GPT-5.3 Codex: Enhanced Coding and Reasoning

GPT-5.3 Codex represents a significant leap forward by combining the coding capabilities of GPT-5.2-Codex with the reasoning abilities of GPT-5.2. This integration results in a 25% performance improvement over its predecessor. The model has been rigorously tested across four benchmarks that evaluate coding, agentic, and real-world capabilities:

SWE-Bench Pro: GPT-5.3 Codex set new industry highs.
Terminal-Bench: Another benchmark where it outperformed existing models.
OSWorld: Demonstrated strong performance.
GDPval: Showed robust results.

Pretraining: The Foundation of Advanced AI

The success of these models can be attributed to the three scaling laws in AI: pretraining, post-training, and test-time scaling. Pretraining is particularly crucial as it forms the bedrock of intelligence for reasoning models. These models use inference to tackle complex queries by leveraging multiple networks working together.

However, training such advanced models from scratch is no small feat. It requires tens of thousands, sometimes hundreds of thousands, of GPUs working in concert. This level of scale necessitates excellence across several dimensions:

World-class accelerators: High-performance GPUs like those in the NVIDIA Hopper and GB200 NVL72 systems.
Advanced networking: Efficient communication between GPUs to ensure smooth data flow.
Optimized software stack: A fully optimized environment to maximize performance.

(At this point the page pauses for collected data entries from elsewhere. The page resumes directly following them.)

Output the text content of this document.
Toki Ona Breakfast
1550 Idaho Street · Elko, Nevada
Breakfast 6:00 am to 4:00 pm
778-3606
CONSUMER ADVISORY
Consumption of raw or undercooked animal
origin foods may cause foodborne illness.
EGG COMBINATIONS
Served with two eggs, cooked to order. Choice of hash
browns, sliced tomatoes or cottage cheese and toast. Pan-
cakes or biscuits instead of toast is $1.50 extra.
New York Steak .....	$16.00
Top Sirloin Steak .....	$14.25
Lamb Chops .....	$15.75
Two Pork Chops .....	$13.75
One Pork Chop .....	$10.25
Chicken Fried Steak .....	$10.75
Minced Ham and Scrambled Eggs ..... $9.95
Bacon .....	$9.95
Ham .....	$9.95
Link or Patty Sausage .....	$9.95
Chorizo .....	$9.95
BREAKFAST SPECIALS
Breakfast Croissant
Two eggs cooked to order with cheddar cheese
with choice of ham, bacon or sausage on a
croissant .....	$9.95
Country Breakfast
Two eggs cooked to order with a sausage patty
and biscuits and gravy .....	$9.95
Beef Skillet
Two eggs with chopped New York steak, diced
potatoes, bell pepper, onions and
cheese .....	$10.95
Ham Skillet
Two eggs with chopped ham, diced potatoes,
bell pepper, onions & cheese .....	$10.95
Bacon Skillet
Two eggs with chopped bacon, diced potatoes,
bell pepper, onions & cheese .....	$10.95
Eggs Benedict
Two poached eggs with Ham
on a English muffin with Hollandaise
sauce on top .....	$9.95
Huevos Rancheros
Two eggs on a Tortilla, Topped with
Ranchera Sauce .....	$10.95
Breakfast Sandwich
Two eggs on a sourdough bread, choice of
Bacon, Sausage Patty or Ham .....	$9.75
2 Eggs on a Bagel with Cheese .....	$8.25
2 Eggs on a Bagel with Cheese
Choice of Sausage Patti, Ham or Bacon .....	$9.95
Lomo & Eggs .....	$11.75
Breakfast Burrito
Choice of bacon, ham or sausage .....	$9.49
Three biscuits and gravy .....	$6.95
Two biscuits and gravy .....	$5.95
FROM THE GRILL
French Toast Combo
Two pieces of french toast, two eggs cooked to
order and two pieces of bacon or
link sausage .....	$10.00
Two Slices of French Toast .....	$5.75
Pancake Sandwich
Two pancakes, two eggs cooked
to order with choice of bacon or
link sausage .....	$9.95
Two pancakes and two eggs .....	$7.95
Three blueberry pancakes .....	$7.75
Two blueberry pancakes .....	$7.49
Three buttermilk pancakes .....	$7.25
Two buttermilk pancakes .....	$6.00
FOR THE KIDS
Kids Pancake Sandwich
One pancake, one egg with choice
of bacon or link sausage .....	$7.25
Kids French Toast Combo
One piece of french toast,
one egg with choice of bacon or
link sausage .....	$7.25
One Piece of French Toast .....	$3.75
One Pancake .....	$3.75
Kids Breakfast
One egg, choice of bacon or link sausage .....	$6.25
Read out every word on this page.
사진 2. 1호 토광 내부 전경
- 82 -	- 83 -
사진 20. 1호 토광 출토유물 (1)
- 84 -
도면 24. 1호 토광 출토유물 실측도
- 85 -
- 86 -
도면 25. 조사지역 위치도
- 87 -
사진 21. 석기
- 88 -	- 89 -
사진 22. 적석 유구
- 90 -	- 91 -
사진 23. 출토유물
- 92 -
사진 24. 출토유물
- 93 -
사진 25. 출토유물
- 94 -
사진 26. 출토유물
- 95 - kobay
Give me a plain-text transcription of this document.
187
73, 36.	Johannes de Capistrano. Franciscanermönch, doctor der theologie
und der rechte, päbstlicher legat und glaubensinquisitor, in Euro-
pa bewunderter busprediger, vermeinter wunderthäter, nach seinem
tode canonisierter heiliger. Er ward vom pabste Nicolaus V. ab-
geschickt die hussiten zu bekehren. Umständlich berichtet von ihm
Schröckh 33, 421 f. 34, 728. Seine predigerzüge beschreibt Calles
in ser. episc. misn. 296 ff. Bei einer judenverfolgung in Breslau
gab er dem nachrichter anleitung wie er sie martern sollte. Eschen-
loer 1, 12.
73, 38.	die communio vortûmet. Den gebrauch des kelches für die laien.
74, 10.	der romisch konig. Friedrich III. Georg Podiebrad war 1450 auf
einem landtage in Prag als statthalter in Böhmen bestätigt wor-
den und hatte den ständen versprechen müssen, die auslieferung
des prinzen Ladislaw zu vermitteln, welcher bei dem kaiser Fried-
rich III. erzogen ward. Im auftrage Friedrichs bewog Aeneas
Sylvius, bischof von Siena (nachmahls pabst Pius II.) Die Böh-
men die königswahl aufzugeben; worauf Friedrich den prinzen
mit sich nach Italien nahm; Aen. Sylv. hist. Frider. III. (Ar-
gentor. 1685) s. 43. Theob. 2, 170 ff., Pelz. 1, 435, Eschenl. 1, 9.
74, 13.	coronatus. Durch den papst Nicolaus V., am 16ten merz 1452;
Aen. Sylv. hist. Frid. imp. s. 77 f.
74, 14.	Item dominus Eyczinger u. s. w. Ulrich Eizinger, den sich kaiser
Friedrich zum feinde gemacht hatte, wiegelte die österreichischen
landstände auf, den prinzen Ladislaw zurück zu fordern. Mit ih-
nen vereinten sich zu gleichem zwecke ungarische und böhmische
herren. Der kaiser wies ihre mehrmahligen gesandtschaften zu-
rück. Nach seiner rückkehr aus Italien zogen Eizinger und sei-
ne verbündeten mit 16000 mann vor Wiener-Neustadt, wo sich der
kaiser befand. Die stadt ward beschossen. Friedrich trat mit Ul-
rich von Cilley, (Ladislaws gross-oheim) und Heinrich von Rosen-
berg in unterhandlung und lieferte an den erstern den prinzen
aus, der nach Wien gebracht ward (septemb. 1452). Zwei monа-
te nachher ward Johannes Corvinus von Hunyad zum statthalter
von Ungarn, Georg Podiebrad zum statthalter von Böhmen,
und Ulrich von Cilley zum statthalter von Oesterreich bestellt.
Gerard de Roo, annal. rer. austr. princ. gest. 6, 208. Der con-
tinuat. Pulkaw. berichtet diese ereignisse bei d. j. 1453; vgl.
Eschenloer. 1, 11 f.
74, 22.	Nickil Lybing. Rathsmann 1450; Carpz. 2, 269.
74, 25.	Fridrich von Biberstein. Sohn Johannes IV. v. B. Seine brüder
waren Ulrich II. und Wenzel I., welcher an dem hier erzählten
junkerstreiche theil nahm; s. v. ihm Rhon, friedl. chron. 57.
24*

NVIDIA’s Role in Scaling AI

NVIDIA’s full-stack AI infrastructure plays a pivotal role in enabling these advancements. Compared to the previous generation, the GB200 NVL72 systems delivered 3x faster training performance on the largest model tested in the latest MLPerf Training industry benchmarks. This significant improvement underscores NVIDIA's commitment to delivering high-performance solutions for large-scale AI projects.

Conclusion

GPT-5.2 and GPT-5.3 Codex are prime examples of how leading AI builders leverage NVIDIA’s infrastructure to train and deploy models at scale. These advancements not only push the boundaries of what is possible with AI but also set new standards for performance and capability in professional knowledge work.